Quick answer: Players quit for technical reasons (crashes, bad performance, bugs) and experiential ones (frustration, difficulty spikes, boredom, unmet expectations). Technical problems drive a lot of early quitting and are often invisible and fixable.

Players quitting is one of the most important things to understand and one of the hardest, because players rarely tell you why. The causes split into technical and experiential. Here's what causes players to quit a game.

The Technical Causes

A large share of quitting, especially early, is technical and fixable, players who hit problems just leave.

These technical causes are common, often invisible (players don't report them), and fixable, which makes them high-value to investigate.

The Experiential Causes

Beyond technical problems, players quit for reasons of design and experience.

These are harder to fix (they're about design) than technical causes, but they're real drivers of quitting too.

Why Technical Causes Are Worth Investigating First

Because technical causes (crashes, performance, bugs) are common, fixable, and largely invisible (players don't report them), they're often the highest-value place to start, you can recover churn by fixing them. Combining where players drop off with what they hit there separates fixable technical causes from design ones.
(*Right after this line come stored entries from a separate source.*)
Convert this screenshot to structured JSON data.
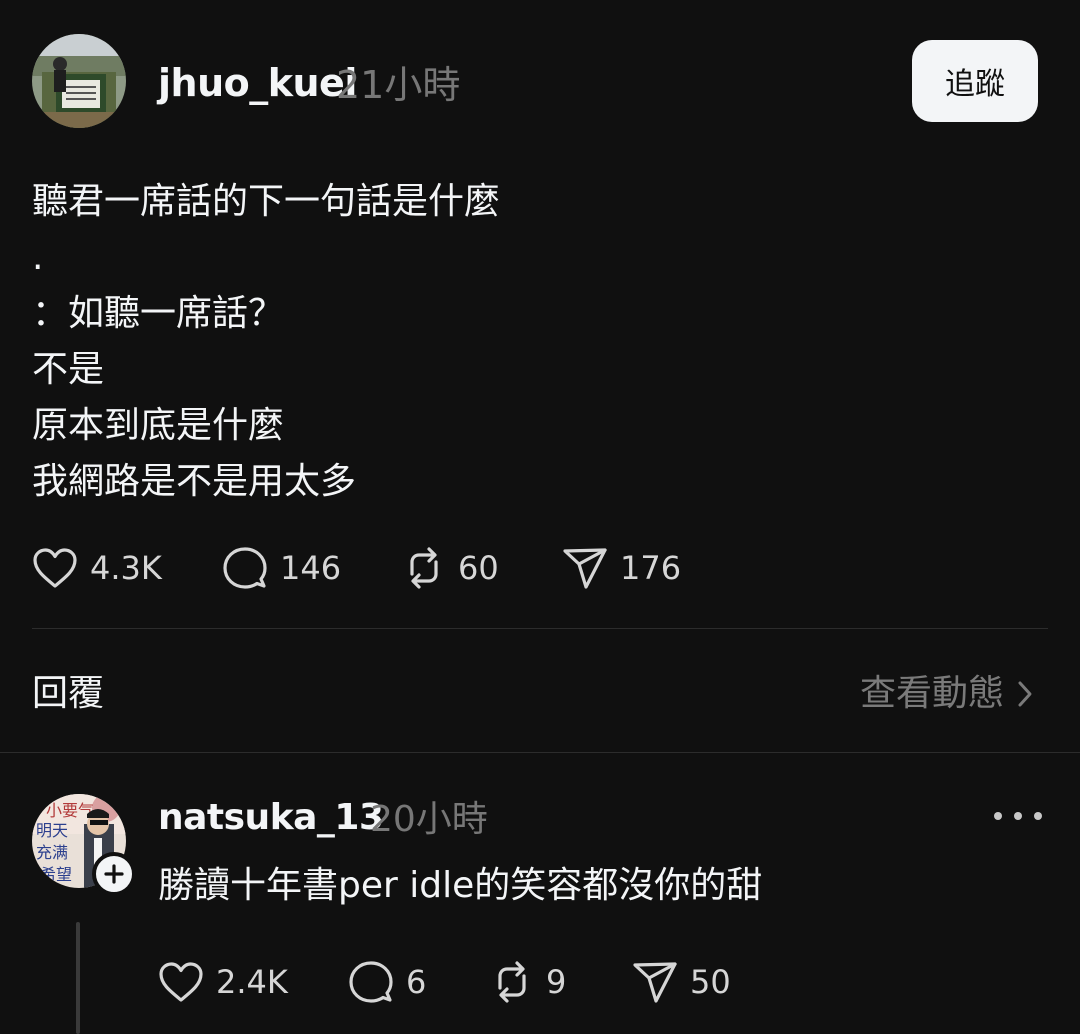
{
  "post": {
    "username": "jhuo_kuei",
    "time": "21小時",
    "follow_label": "追蹤",
    "lines": [
      "聽君一席話的下一句話是什麼",
      ".",
      "：如聽一席話？",
      "不是",
      "原本到底是什麼",
      "我網路是不是用太多"
    ],
    "likes": "4.3K",
    "comments": "146",
    "reposts": "60",
    "shares": "176"
  },
  "replies_section": {
    "title": "回覆",
    "view_activity": "查看動態"
  },
  "reply": {
    "username": "natsuka_13",
    "time": "20小時",
    "text": "勝讀十年書per idle的笑容都沒你的甜",
    "likes": "2.4K",
    "comments": "6",
    "reposts": "9",
    "shares": "50"
  },
  "colors": {
    "background": "#101010",
    "text": "#f3f5f7",
    "muted": "#777777",
    "divider": "#2c2c2c"
  },
  "icons": [
    "heart-icon",
    "comment-icon",
    "repost-icon",
    "share-icon",
    "chevron-right-icon",
    "more-icon",
    "plus-icon"
  ]
}
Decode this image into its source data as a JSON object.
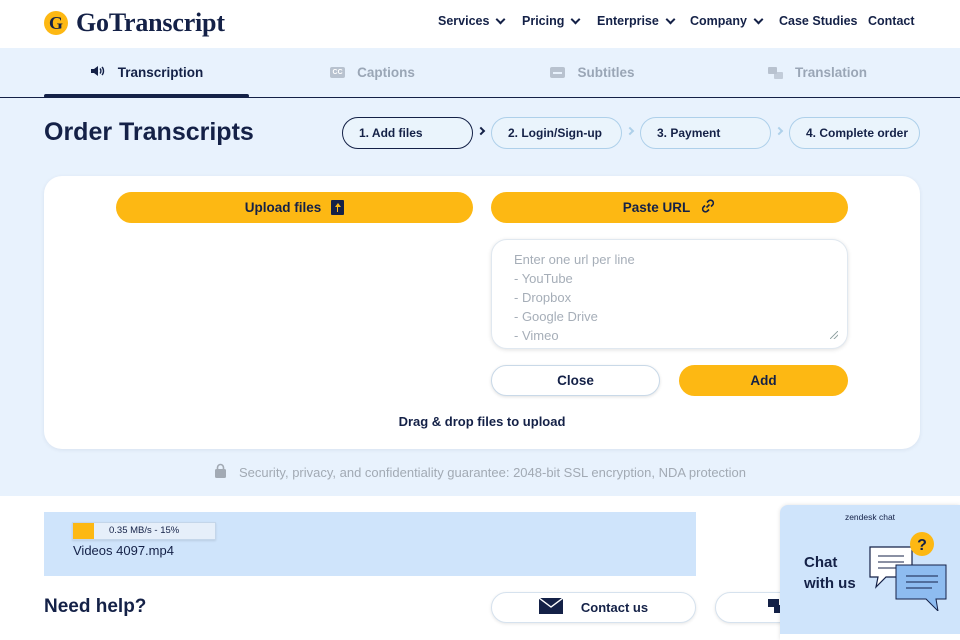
{
  "header": {
    "logo_mark": "G",
    "logo_text": "GoTranscript",
    "nav": [
      {
        "label": "Services"
      },
      {
        "label": "Pricing"
      },
      {
        "label": "Enterprise"
      },
      {
        "label": "Company"
      },
      {
        "label": "Case Studies"
      },
      {
        "label": "Contact"
      }
    ]
  },
  "tabs": [
    {
      "label": "Transcription",
      "active": true,
      "icon": "speaker-icon"
    },
    {
      "label": "Captions",
      "active": false,
      "icon": "cc-icon"
    },
    {
      "label": "Subtitles",
      "active": false,
      "icon": "subtitles-icon"
    },
    {
      "label": "Translation",
      "active": false,
      "icon": "translate-icon"
    }
  ],
  "order": {
    "title": "Order Transcripts",
    "steps": [
      {
        "label": "1. Add files",
        "active": true
      },
      {
        "label": "2. Login/Sign-up",
        "active": false
      },
      {
        "label": "3. Payment",
        "active": false
      },
      {
        "label": "4. Complete order",
        "active": false
      }
    ]
  },
  "upload": {
    "upload_label": "Upload files",
    "paste_label": "Paste URL",
    "url_placeholder": "Enter one url per line\n- YouTube\n- Dropbox\n- Google Drive\n- Vimeo",
    "close_label": "Close",
    "add_label": "Add",
    "drag_text": "Drag & drop files to upload"
  },
  "security_text": "Security, privacy, and confidentiality guarantee: 2048-bit SSL encryption, NDA protection",
  "file": {
    "progress_text": "0.35 MB/s - 15%",
    "progress_percent": 15,
    "name": "Videos 4097.mp4"
  },
  "help": {
    "title": "Need help?",
    "contact_label": "Contact us"
  },
  "chat": {
    "brand": "zendesk chat",
    "label": "Chat\nwith us"
  },
  "colors": {
    "accent_yellow": "#fdb813",
    "navy": "#142147",
    "page_bg": "#e8f2fd",
    "file_box_bg": "#cfe4fb"
  }
}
Bugnet captures the crashes and issues driving silent churn, surfacing the technical causes players don't report. So players quit for both technical and experiential reasons, and investigating the fixable technical causes first, since they're common and invisible, is the most effective starting point for reducing churn.

Players quit for technical reasons (crashes, performance, bugs, lost progress) and experiential ones (frustration, difficulty, boredom). Technical causes drive much early quitting, are invisible and fixable, so investigate them first.